Fluorescence correlation spectroscopy (FCS) encodes the information on the equilibrium constant (K), the relative fluorescence brightness of fluorophore (Q), and the forward and backward reaction rate constants (k(+) and k(-)) on a physical or chemical relaxation. However, it has been a long-standing problem to completely resolve the FCS data to get the thermodynamic and kinetic information. Recently, we have solved the problem for fluorescence autocorrelation spectroscopy (FACS). Here, we extend the method to fluorescence cross-correlation spectroscopy (FCCS), which appears when FCS is coupled with fluorescence resonance energy transfer (FRET). Among 12 total second-order and third-order pre-exponential factors in a relaxation process probed by the FRET-FCS technique, 3 are independent.

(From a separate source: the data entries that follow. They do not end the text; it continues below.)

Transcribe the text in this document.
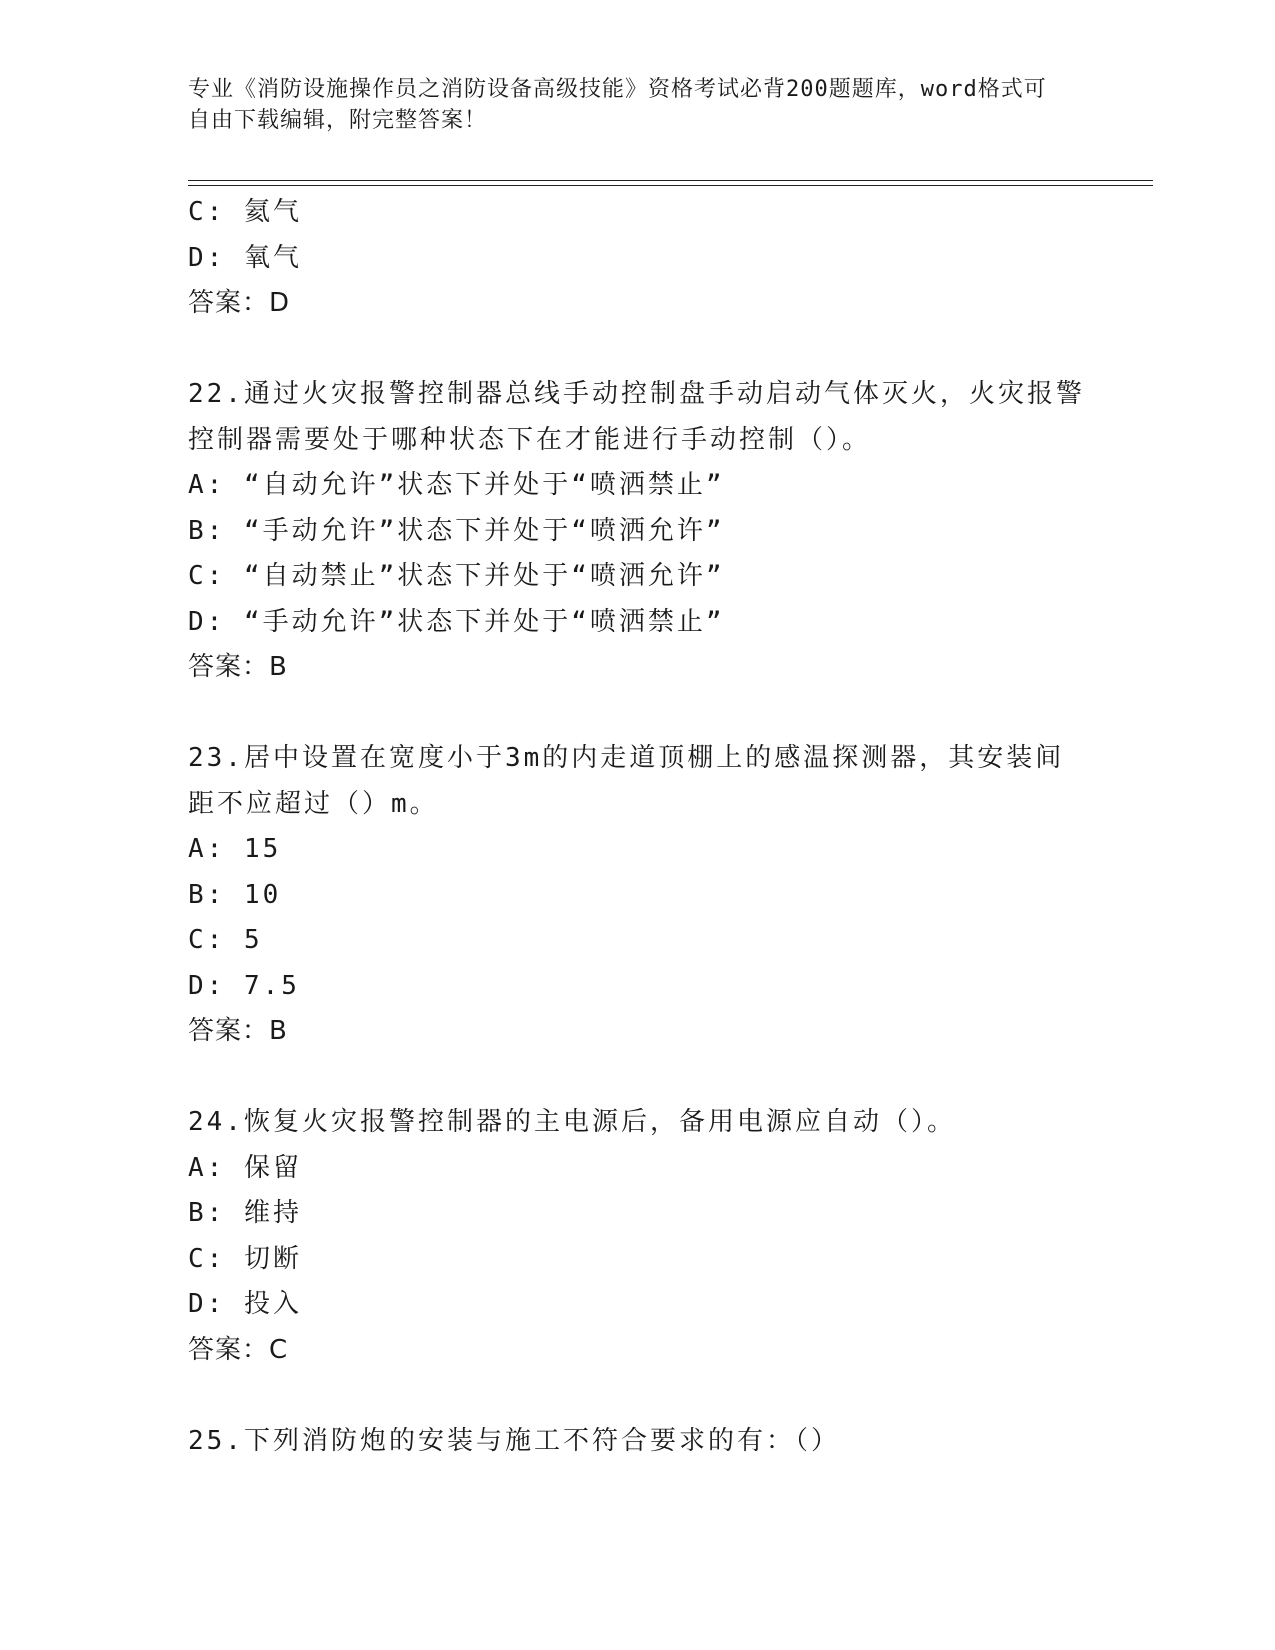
专业《消防设施操作员之消防设备高级技能》资格考试必背200题题库，word格式可自由下载编辑，附完整答案！
C: 氦气
D: 氧气
答案：D
22.通过火灾报警控制器总线手动控制盘手动启动气体灭火，火灾报警
控制器需要处于哪种状态下在才能进行手动控制（）。
A: “自动允许”状态下并处于“喷洒禁止”
B: “手动允许”状态下并处于“喷洒允许”
C: “自动禁止”状态下并处于“喷洒允许”
D: “手动允许”状态下并处于“喷洒禁止”
答案：B
23.居中设置在宽度小于3m的内走道顶棚上的感温探测器，其安装间
距不应超过（）m。
A: 15
B: 10
C: 5
D: 7.5
答案：B
24.恢复火灾报警控制器的主电源后，备用电源应自动（）。
A: 保留
B: 维持
C: 切断
D: 投入
答案：C
25.下列消防炮的安装与施工不符合要求的有：（）
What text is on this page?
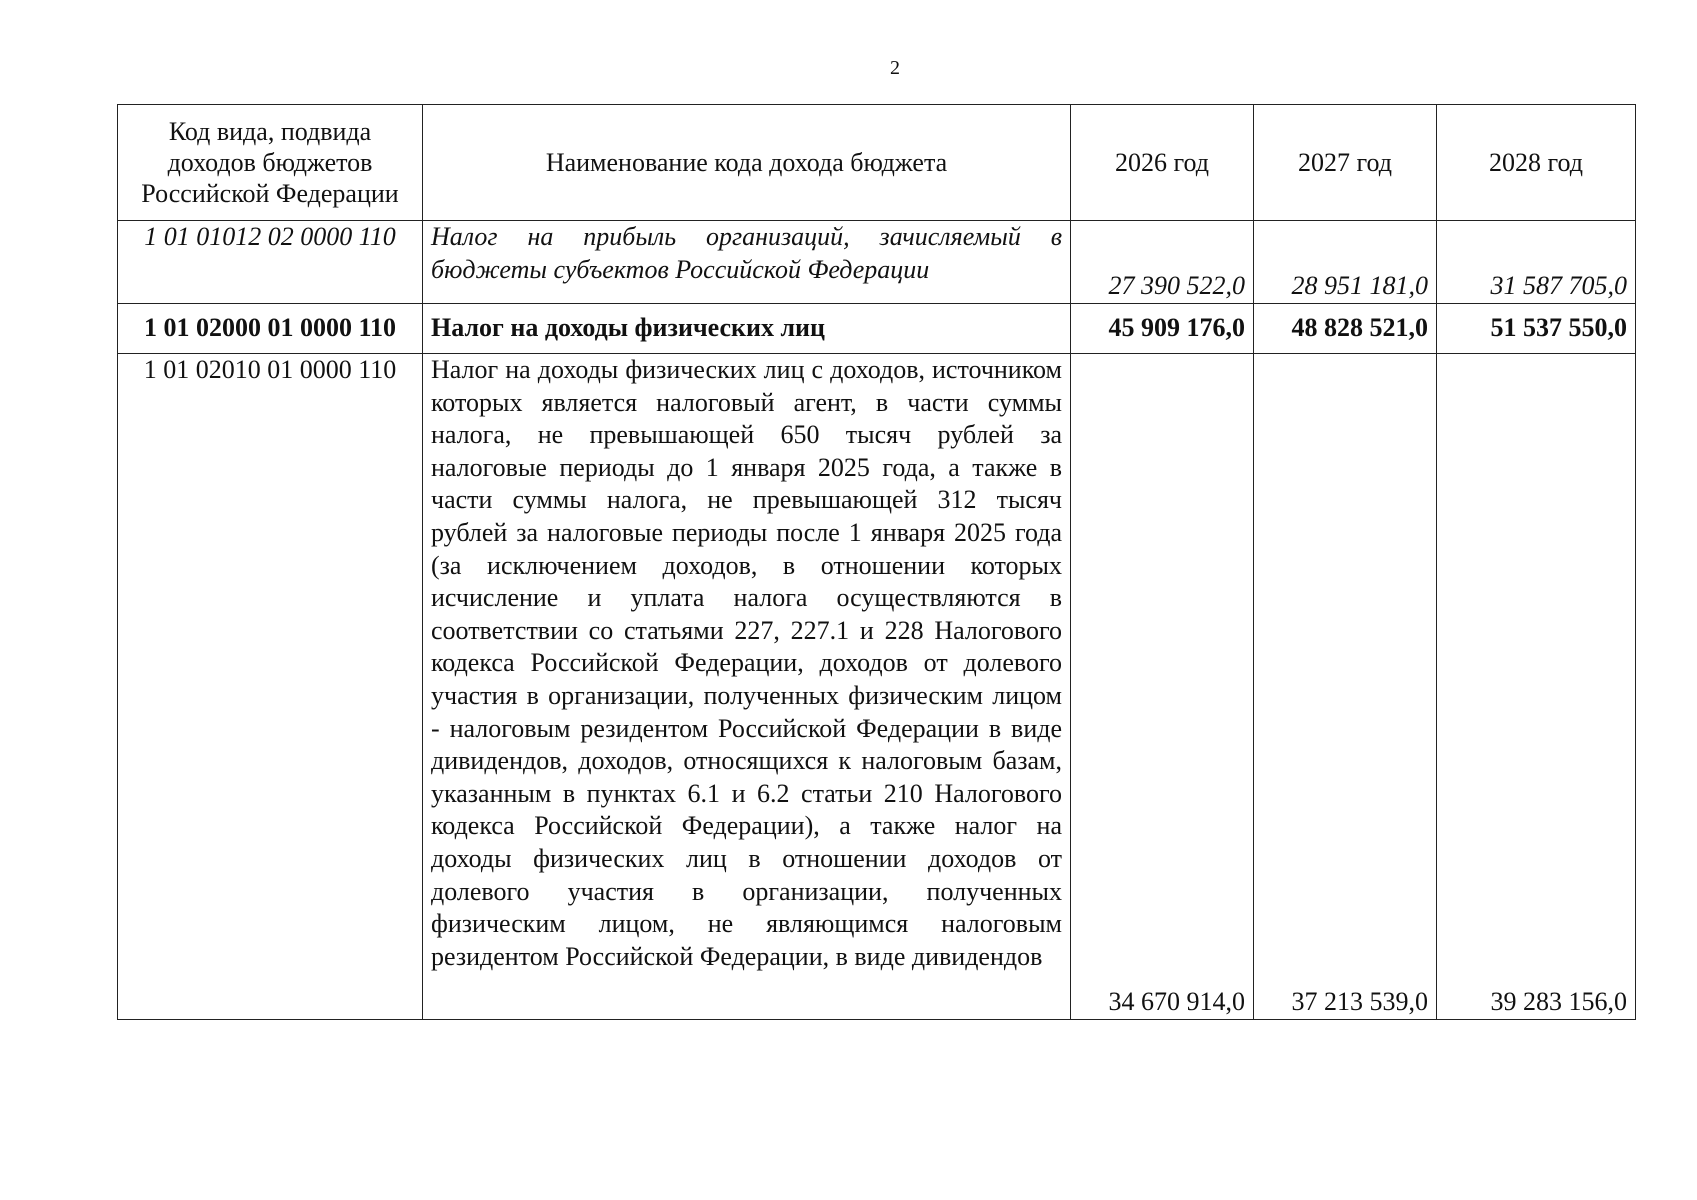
2
Код вида, подвида доходов бюджетов Российской Федерации	Наименование кода дохода бюджета	2026 год	2027 год	2028 год
1 01 01012 02 0000 110	Налог на прибыль организаций, зачисляемый в бюджеты субъектов Российской Федерации	27 390 522,0	28 951 181,0	31 587 705,0
1 01 02000 01 0000 110	Налог на доходы физических лиц	45 909 176,0	48 828 521,0	51 537 550,0
1 01 02010 01 0000 110	Налог на доходы физических лиц с доходов, источником которых является налоговый агент, в части суммы налога, не превышающей 650 тысяч рублей за налоговые периоды до 1 января 2025 года, а также в части суммы налога, не превышающей 312 тысяч рублей за налоговые периоды после 1 января 2025 года (за исключением доходов, в отношении которых исчисление и уплата налога осуществляются в соответствии со статьями 227, 227.1 и 228 Налогового кодекса Российской Федерации, доходов от долевого участия в организации, полученных физическим лицом - налоговым резидентом Российской Федерации в виде дивидендов, доходов, относящихся к налоговым базам, указанным в пунктах 6.1 и 6.2 статьи 210 Налогового кодекса Российской Федерации), а также налог на доходы физических лиц в отношении доходов от долевого участия в организации, полученных физическим лицом, не являющимся налоговым резидентом Российской Федерации, в виде дивидендов	34 670 914,0	37 213 539,0	39 283 156,0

We presented and discussed 3 sets of explicit solutions to use these pre-exponential factors to calculate K and Q. Together with the relaxation time, the acquired K will allow people to obtain k(+) and k(-), so that the goal of deciphering the FRET-FCS data will be fully reached. The theory is verified by extensive computer simulations and tested experimentally on a system of oligonucleotide hybridization.